This raises an ethical issue: Is it right for MFA programs (or indeed, even an undergraduate English program) to accept tuition money from students in exchange for the promise that they will be taught something, if some of the teachers themselves believe what they teach cannot be taught? Are there too many such programs across the country, accepting too many students, charging too much money, making too many empty promises? Such questions require further exploration. I wouldn't feel right about an auto mechanic who had no qualms about pocketing my money with the promise of a fix, who then blasted the news on the internet that my car isn't fixable and I'm silly for thinking so. Yet with teaching writing, something akin to this often seems to happen.
Perhaps the issue is whether the people hired to teach in such programs are actually teachers--or simply writers. Now, there is nothing wrong with "simply" being a writer. Writing is a noble occupation, and a difficult one. It's enough by itself. And teaching--while it's oxygen for many of us--is not for everybody. Teaching calls for us to believe, for starters, that our students are teachable. It calls for us to consider obstacles like student laziness and narcissism not as impossible dead-ends but as challenges to be overcome (and frankly, we don't win them all, so teaching also requires a high degree of tolerance for frustration).

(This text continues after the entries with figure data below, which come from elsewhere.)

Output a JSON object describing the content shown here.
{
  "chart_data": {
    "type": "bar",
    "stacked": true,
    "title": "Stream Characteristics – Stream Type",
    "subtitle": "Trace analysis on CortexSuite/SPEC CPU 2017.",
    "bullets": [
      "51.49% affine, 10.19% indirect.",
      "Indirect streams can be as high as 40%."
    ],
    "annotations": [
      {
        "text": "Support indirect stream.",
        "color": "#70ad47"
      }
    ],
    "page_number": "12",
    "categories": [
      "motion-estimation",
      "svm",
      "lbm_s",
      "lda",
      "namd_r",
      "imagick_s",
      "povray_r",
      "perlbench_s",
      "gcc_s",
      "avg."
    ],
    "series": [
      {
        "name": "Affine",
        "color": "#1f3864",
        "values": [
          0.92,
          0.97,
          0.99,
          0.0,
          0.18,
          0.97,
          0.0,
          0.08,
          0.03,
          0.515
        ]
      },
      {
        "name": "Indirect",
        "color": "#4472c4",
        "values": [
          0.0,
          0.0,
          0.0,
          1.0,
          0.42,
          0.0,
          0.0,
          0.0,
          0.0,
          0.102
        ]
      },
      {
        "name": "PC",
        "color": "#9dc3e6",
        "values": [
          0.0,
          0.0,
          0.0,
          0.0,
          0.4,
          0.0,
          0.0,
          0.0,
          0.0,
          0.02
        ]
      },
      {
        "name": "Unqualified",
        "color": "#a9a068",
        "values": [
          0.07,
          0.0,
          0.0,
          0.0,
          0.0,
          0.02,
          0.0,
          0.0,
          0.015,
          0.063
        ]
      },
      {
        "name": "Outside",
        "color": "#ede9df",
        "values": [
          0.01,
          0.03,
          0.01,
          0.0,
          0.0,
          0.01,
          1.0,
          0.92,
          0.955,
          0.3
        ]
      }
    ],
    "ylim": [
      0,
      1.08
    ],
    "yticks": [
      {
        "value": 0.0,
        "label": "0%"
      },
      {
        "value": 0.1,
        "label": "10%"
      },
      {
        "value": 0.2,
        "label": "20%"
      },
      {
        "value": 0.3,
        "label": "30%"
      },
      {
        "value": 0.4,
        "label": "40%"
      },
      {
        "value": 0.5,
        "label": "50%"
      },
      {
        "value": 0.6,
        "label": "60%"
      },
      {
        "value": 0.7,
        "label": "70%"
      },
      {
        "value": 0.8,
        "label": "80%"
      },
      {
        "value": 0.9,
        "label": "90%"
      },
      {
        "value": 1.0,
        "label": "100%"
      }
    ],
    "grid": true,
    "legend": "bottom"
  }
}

It calls for us to realize and accept that student growth isn't always instant or visible, and doesn't always occur in ways that we would have prescribed. Basically, teaching calls for us to have deep long-term patience as well as faith in humanity (which can be challenging at this historical/cultural moment, when all the loonies seem to be coming out of the woodwork).
Writing, meanwhile, makes its own demands. Not everyone is necessarily inclined toward both. And--at the risk of sounding like Stuart Smalley--that's okay. Some of the world's greatest writers would not have been fantastic teachers. They didn't need to be. And if they weren't--or aren't--they shouldn't teach.
Teaching and writing are different arts. Some people--though not all--are good at both.
Perhaps one of the issues with MFA programs is that too often their status stems from their ability to attract big-name writers, rather than teachers. If institutions with MFA programs are going to accept money from fledgling writers, perhaps an ethical stance demands that they connect students with people who believe that learning to write more effectively is possible; that narcissistic early drafts can be transformed, through revision, into powerful memoirs that connect individual suffering to a larger context; that minor annoyances like verb tense shifts can be corrected.
Would-be students should also do their homework and, when looking for a program, seek quality of teaching rather than simply big-name status. For when students pay money and walk through the classroom door, they deserve--for starters--teachers who believe their students have something potentially interesting to express, and that their job as writing teachers is to help each student find and express that "something," whatever it may be.